How many times a week should I work out? This question is one of the most commonly asked by those looking to get in shape. Most people want to know how often they should go to the gym, how long their sessions should be, and how intense they should be, among other things. In this article, I’ll go over what a proper fitness program looks like and how often you should work out each week if you want to see results fast. You’ve probably heard that you should do strength training or cardio at least three times per week, but how many times should you workout? It depends on your fitness goals and what type of workout you are doing. Learn more about how many times you should work out each week here!
Workout 5 to 6 days per week
A good general guideline is to work out five to six days per week. This allows you ample time for rest and recovery from your training sessions, allowing your body to grow and repair itself between workouts. If you’re interested in any sport or athletic activity, it’s also very important that you take at least one day off each week for rest and recovery.
3x Per Week
The standard recommendation for workout frequency is three times per week—and for good reason. Doing so promotes muscle strength and fat loss, increases aerobic capacity and energy levels, reduces your risk of disease, and improves overall health. This recommendation holds true whether you’re lifting weights, using cardio machines at the gym, or getting outside to run, bike, or hike. What’s more: If you can only do one type of activity at first—say running—that’s OK; just be sure to change it up with other forms of exercise later on in order to reap their benefits.
4–5 Days Per Month
Every now and then, you might have an off week. That’s perfectly normal—as long as you get back on track with at least four or five workouts a month. And if you want to improve your results, you can work out more often than that. But don’t stress yourself by working out seven days per week: Studies show that higher-volume training can backfire in terms of hypertrophy (i.e., muscle growth). And if you’re simply trying to get into better shape, research shows that less is more when it comes to exercise volume.
Exercise Every Other Day
In one study, participants were asked to do high-intensity interval training three times per week. Another group was instructed to work out every other day. Both groups showed similar results, meaning you can hit your goals with either approach. The findings were published in 2016 in Medicine & Science in Sports & Exercise.

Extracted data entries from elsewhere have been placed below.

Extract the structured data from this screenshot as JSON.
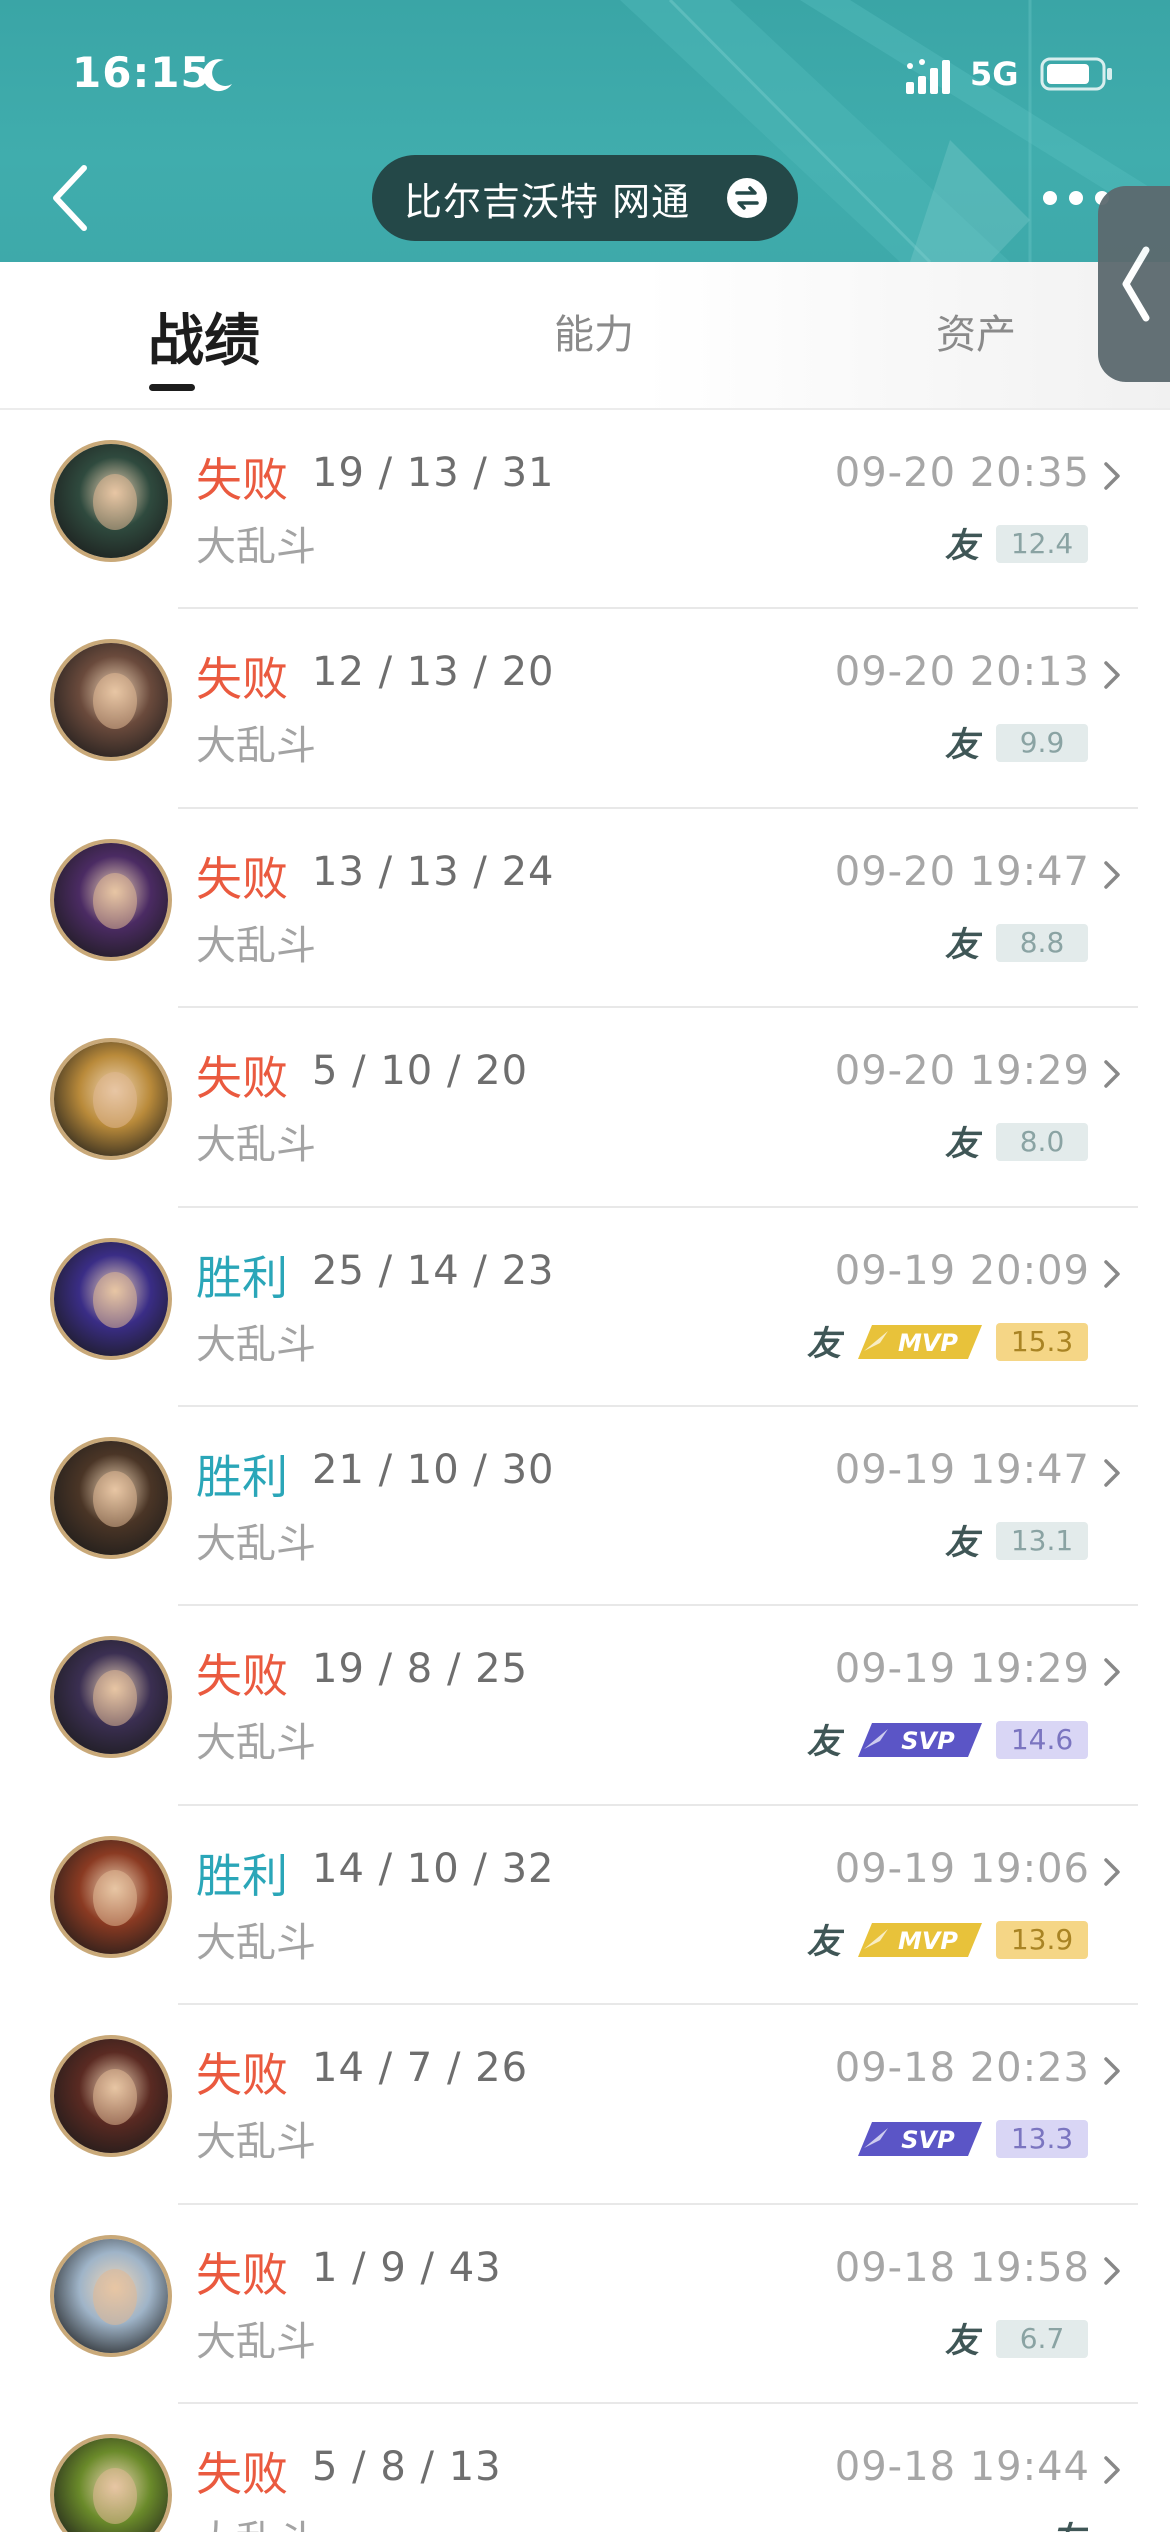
{
  "status_bar": {
    "time": "16:15",
    "network": "5G"
  },
  "header": {
    "account_name": "比尔吉沃特 网通"
  },
  "tabs": [
    {
      "label": "战绩",
      "active": true
    },
    {
      "label": "能力",
      "active": false
    },
    {
      "label": "资产",
      "active": false
    }
  ],
  "colors": {
    "header_bg": "#3ea9aa",
    "loss": "#ea5a3f",
    "win": "#2aa6b8",
    "mvp": "#f5d686",
    "svp": "#d9d6f5"
  },
  "matches": [
    {
      "result": "失败",
      "outcome": "lose",
      "kda": "19 / 13 / 31",
      "mode": "大乱斗",
      "time": "09-20 20:35",
      "friend": true,
      "badge": "",
      "score": "12.4",
      "avatar_color": "#2f4a3e"
    },
    {
      "result": "失败",
      "outcome": "lose",
      "kda": "12 / 13 / 20",
      "mode": "大乱斗",
      "time": "09-20 20:13",
      "friend": true,
      "badge": "",
      "score": "9.9",
      "avatar_color": "#6a4a3c"
    },
    {
      "result": "失败",
      "outcome": "lose",
      "kda": "13 / 13 / 24",
      "mode": "大乱斗",
      "time": "09-20 19:47",
      "friend": true,
      "badge": "",
      "score": "8.8",
      "avatar_color": "#4b2b63"
    },
    {
      "result": "失败",
      "outcome": "lose",
      "kda": "5 / 10 / 20",
      "mode": "大乱斗",
      "time": "09-20 19:29",
      "friend": true,
      "badge": "",
      "score": "8.0",
      "avatar_color": "#b98a3a"
    },
    {
      "result": "胜利",
      "outcome": "win",
      "kda": "25 / 14 / 23",
      "mode": "大乱斗",
      "time": "09-19 20:09",
      "friend": true,
      "badge": "MVP",
      "score": "15.3",
      "avatar_color": "#3a2d86"
    },
    {
      "result": "胜利",
      "outcome": "win",
      "kda": "21 / 10 / 30",
      "mode": "大乱斗",
      "time": "09-19 19:47",
      "friend": true,
      "badge": "",
      "score": "13.1",
      "avatar_color": "#4a3526"
    },
    {
      "result": "失败",
      "outcome": "lose",
      "kda": "19 / 8 / 25",
      "mode": "大乱斗",
      "time": "09-19 19:29",
      "friend": true,
      "badge": "SVP",
      "score": "14.6",
      "avatar_color": "#3b2f52"
    },
    {
      "result": "胜利",
      "outcome": "win",
      "kda": "14 / 10 / 32",
      "mode": "大乱斗",
      "time": "09-19 19:06",
      "friend": true,
      "badge": "MVP",
      "score": "13.9",
      "avatar_color": "#8a3a22"
    },
    {
      "result": "失败",
      "outcome": "lose",
      "kda": "14 / 7 / 26",
      "mode": "大乱斗",
      "time": "09-18 20:23",
      "friend": false,
      "badge": "SVP",
      "score": "13.3",
      "avatar_color": "#5a2a22"
    },
    {
      "result": "失败",
      "outcome": "lose",
      "kda": "1 / 9 / 43",
      "mode": "大乱斗",
      "time": "09-18 19:58",
      "friend": true,
      "badge": "",
      "score": "6.7",
      "avatar_color": "#9fb4c8"
    },
    {
      "result": "失败",
      "outcome": "lose",
      "kda": "5 / 8 / 13",
      "mode": "大乱斗",
      "time": "09-18 19:44",
      "friend": true,
      "badge": "",
      "score": "",
      "avatar_color": "#6a8a2a"
    }
  ],
  "icons": {
    "friend_glyph": "友",
    "mvp_label": "MVP",
    "svp_label": "SVP"
  }
}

Exercise 4 Days in a Row, Rest 1 Day
It might be hard to find time for four-days-in-a-row workouts, but try it for one month. You’ll likely find that you’re resting metabolic rate increases (RMR) and you burn more calories throughout the day. A 2011 study from Oklahoma State University found that resting energy expenditure was higher in women who had worked out three days in a row than those who exercised only once or twice. The calorie burn is thought to be related to an increase in fat oxidation as well as storage of carbohydrates as glycogen in muscles, which causes your body to hold on to them more tightly and burn them off more slowly when they are needed later—which is why you end up burning more calories overall on rest days.